In particular, he praised Gordon Brown’s plans to exempt companies from capital gains tax on the disposal of substantial shareholdings.
The CIOT said the new proposals showed the value of consultation provided ‘all parties are receptive to different views’.
In particular, it welcomed the deferred relief for gains on substantial shareholdings, the result of two rounds of negotiations.
Under the new proposal relief would provide for chargeable gains to be deferred where a qualifying shareholder company realises a gain on the disposal of shares in that company, and reinvests the proceeds by buying shares or assets in another qualifying investee company.
Otherwise, ‘the original proposals for deferral would have been very difficult to operate in practice,’ the CIOT’s Oratore said.
Both PwC and the CIOT recognised the efforts made in simplifying the current legislation. The CIOT said the government showed it was prepared to consider a simpler, less restrictive defintions.
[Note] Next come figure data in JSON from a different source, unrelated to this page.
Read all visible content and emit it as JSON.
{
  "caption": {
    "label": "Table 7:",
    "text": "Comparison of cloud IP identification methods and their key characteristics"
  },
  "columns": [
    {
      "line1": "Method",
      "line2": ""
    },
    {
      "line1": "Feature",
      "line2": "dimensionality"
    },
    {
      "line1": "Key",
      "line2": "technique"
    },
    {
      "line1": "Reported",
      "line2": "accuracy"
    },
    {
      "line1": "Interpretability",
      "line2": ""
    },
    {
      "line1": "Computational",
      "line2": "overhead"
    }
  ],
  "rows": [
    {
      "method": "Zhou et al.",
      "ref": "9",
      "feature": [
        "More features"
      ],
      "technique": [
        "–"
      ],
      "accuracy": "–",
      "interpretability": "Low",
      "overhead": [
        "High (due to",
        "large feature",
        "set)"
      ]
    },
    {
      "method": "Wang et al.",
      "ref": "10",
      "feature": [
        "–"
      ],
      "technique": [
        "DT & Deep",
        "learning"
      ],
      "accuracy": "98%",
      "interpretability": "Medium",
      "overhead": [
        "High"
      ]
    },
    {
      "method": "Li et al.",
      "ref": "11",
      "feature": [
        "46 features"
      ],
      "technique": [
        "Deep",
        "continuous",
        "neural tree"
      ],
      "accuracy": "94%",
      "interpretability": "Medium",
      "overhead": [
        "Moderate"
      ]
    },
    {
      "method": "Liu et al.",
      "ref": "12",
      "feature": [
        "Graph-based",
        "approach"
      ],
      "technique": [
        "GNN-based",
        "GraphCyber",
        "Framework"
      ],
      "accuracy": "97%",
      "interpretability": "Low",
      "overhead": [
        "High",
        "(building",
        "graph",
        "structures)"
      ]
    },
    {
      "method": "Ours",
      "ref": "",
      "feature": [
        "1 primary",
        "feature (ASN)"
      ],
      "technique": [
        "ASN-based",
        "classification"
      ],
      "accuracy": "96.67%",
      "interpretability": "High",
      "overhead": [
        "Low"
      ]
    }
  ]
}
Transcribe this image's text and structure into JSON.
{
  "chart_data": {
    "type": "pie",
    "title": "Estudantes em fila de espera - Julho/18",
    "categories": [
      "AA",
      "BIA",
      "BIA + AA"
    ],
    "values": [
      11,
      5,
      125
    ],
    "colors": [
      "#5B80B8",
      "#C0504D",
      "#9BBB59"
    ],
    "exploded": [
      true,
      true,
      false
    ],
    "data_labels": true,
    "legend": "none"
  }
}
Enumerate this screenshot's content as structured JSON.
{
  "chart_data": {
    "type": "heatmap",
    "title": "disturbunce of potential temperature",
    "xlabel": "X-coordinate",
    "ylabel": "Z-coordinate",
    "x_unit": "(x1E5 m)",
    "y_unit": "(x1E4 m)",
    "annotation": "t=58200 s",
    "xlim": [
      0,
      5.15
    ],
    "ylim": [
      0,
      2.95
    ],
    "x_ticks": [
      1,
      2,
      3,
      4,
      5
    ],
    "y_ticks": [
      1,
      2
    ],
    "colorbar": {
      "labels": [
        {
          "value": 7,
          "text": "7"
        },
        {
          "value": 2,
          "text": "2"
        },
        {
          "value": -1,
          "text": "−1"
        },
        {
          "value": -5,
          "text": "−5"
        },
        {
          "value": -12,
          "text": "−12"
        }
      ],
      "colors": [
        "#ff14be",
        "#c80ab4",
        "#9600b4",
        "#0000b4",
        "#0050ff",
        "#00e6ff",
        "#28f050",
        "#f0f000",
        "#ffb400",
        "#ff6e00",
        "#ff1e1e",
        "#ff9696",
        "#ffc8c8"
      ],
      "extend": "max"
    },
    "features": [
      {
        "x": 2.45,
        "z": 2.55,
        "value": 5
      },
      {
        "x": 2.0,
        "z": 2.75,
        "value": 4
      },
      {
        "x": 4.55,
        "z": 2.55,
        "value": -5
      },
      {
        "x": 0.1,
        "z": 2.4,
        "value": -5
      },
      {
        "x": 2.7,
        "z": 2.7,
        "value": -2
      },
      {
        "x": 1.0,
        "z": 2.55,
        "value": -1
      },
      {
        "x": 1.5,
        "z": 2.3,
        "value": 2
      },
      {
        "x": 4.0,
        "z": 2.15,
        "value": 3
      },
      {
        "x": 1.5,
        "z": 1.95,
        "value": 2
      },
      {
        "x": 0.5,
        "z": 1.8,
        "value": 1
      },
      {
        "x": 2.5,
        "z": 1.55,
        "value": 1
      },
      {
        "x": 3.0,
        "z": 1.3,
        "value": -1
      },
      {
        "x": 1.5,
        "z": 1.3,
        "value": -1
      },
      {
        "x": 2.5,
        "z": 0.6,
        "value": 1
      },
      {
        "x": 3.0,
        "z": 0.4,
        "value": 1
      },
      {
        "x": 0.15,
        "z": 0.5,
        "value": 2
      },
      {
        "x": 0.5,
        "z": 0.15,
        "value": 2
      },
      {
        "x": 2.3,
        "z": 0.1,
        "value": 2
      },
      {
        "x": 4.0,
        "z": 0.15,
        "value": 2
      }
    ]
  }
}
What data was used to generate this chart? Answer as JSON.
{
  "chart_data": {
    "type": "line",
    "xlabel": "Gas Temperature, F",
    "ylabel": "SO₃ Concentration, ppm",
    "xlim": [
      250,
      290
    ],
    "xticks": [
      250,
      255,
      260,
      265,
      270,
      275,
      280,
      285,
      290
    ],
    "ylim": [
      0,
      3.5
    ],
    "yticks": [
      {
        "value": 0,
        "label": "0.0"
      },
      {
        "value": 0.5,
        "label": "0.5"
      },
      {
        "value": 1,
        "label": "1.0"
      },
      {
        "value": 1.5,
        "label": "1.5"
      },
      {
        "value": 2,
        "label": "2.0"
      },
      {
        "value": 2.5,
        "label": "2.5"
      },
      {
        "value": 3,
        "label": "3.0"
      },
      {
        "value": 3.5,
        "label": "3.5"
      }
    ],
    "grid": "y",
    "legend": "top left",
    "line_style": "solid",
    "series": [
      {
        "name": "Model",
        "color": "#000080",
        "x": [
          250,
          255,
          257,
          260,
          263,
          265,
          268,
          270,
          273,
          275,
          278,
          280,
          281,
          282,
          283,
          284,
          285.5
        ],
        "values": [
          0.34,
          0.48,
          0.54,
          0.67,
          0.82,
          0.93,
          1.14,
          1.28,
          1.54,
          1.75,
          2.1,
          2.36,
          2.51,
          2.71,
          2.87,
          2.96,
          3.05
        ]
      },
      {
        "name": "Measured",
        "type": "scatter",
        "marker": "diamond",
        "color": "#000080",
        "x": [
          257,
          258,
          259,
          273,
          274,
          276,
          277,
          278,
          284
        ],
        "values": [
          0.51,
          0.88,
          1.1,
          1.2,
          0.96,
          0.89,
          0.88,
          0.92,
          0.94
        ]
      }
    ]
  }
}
But the praise was not without exceptions. PwC expressed concern that the modernisation of intellectual property tax was falling behind corporate tax reforms and urged the chancellor to include them in his next Budget speech.
And it said the proposed 20% threshold on exemptions on gains on substantial shareholdings would prove ‘too rigid’.
The latest proposals by the Treasury are part of Gordon Brown’s promise to simplify the corporate tax system and encourage investment and enterprise in British business.
Responses to the capital gains reform must be filed with the Inland Revenue by 1 October.